COMMENT une entreprise de dimension planétaire a-t-elle pu se fourvoyer dans une affaire à la fois grave et rocambolesque sans prendre les précautions de langage et de démarche minimales ? L’avenir le dira peut-être. Quand Renault, c’est-à-dire son P-DG, Carlos Ghosn, a accusé les trois cadres d’espionnage économique, il n’était déjà pas difficile de voir que leurs dénégations, assorties d’offres de coopération complète avec la police et la justice, semblaient sincères. Pas parce qu’il suffit de nier pour être innocent mais parce que les trois hommes ne demandaient pas autre chose qu’une enquête impartiale dont ils étaient sûrs qu’elle les disculperait.
Livrés au déshonneur.
Mais la conviction de Renault n’a pas été ébranlée une seule seconde. Renault avait des preuves. Renault avait fait procéder à une enquête par un détective privé dont les conclusions étaient irréfutables. Pendant ce temps, les trois cadres supérieurs de l’entreprise étaient livrés aux médias, et au déshonneur.
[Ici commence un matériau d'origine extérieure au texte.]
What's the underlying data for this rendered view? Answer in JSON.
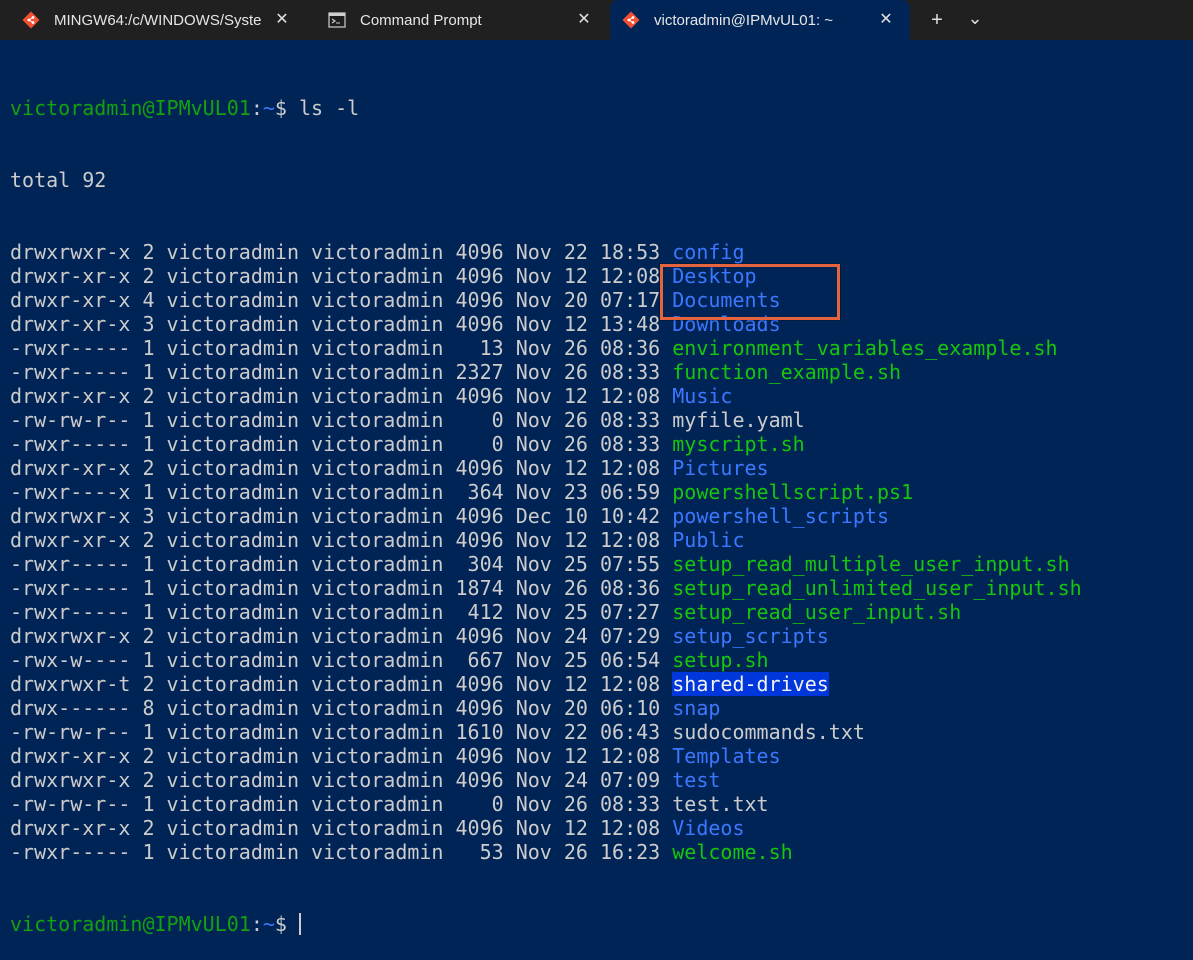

Ne voilà-t-il pas que le fameux détective, tout droit issu des Pieds-Nickelés, se cache, qu’il refuse de « révéler » ses sources, qu’il n’entend pas du tout coopérer avec les services de police ? Renault a commencé à hésiter à la fin du mois dernier et enfin, le 3 mars, le numéro deux de la firme, Patrick Pélata, reconnaissait que l’entreprise avait été probablement victime d’une « manipulation » propre à la « déstabiliser ». En d’autres termes, il ne s’agissait de couper les inexistantes branches pourries de Renault mais de plonger la firme dans une crise interne susceptible de freiner sa marche forcée vers la voiture électrique, concept dans lequel Carlos Ghosn a investi énormément d’argent et d’énergie humaine.
L’INJUSTICE FAITE AUX TROIS CADRES RESTERA IRRÉPARABLE
Il n’empêche que Renault est tombée dans le piège que lui ont tendu un ou plusieurs individus auxquels n’importe lequel des spectateurs interloqués du déroulement de l’affaire n’aurait pas accordé un sou de confiance ; qu’effectivement, la hâte avec laquelle la direction a réagi, l’absence de vérification des preuves, l’incroyable carence professionnelle des plus hauts dirigeants portent un coup sévère à la crédibilité de Renault ; et le pire, c’est qu’on a cloué au pilori trois hommes dont la loyauté et l’intégrité sont, en définitive, indiscutables.
Jeux de pouvoir.
On ne comprend pas comment cela a pu arriver, comment des hommes avec qui la direction travaillait avec une si grande confiance qu’elle leur avait attribué des fonctions primordiales, ont pu être soupçonnés sans avoir le loisir de s’expliquer ou de se défendre et sont devenus, très vite, des parias. On ne comprend pas la précipitation de Carlos Ghosn et de Patrick Pélata, sauf si on devine que, dans les jeux de pouvoir cyniques et complexes qui existent dans toutes les grandes entreprises où les ambitions entrent tous les jours en collision, des hommes, parvenus au sommet, peuvent être défaits par la seule volonté du prince suprême. C’est peut-être une déviance courante de l’époque, elle n’en est pas moins scandaleuse.
Dans un entretien, publié vendredi dernier par « le Figaro », Patrick Pélata indique que, s’il y a eu injustice, elle sera réparée. Vraiment ? De quelle manière ? On va réintégrer les trois cadres et personne ne se souviendra plus qu’ils ont été traités comme des chiens, et ils n’en garderont aucune amertume, et ils vont se dévouer à l’entreprise comme naguère ? Soyons sérieux. M. Pélata pense sans doute à de fortes indemnités. Merci pour les trois cadres. mais ils ont été calomniés et il en restera donc quelque chose. Ils ne sont pas certains de retrouver un emploi du même calibre, non parce qu’on ne croirait pas à leur innocence, mais parce que trop de publicité négative a été faite autour de leurs noms. Renault est responsable d’une injustice qui demeurera irréparable, quoi qu’en dise M. Pélata.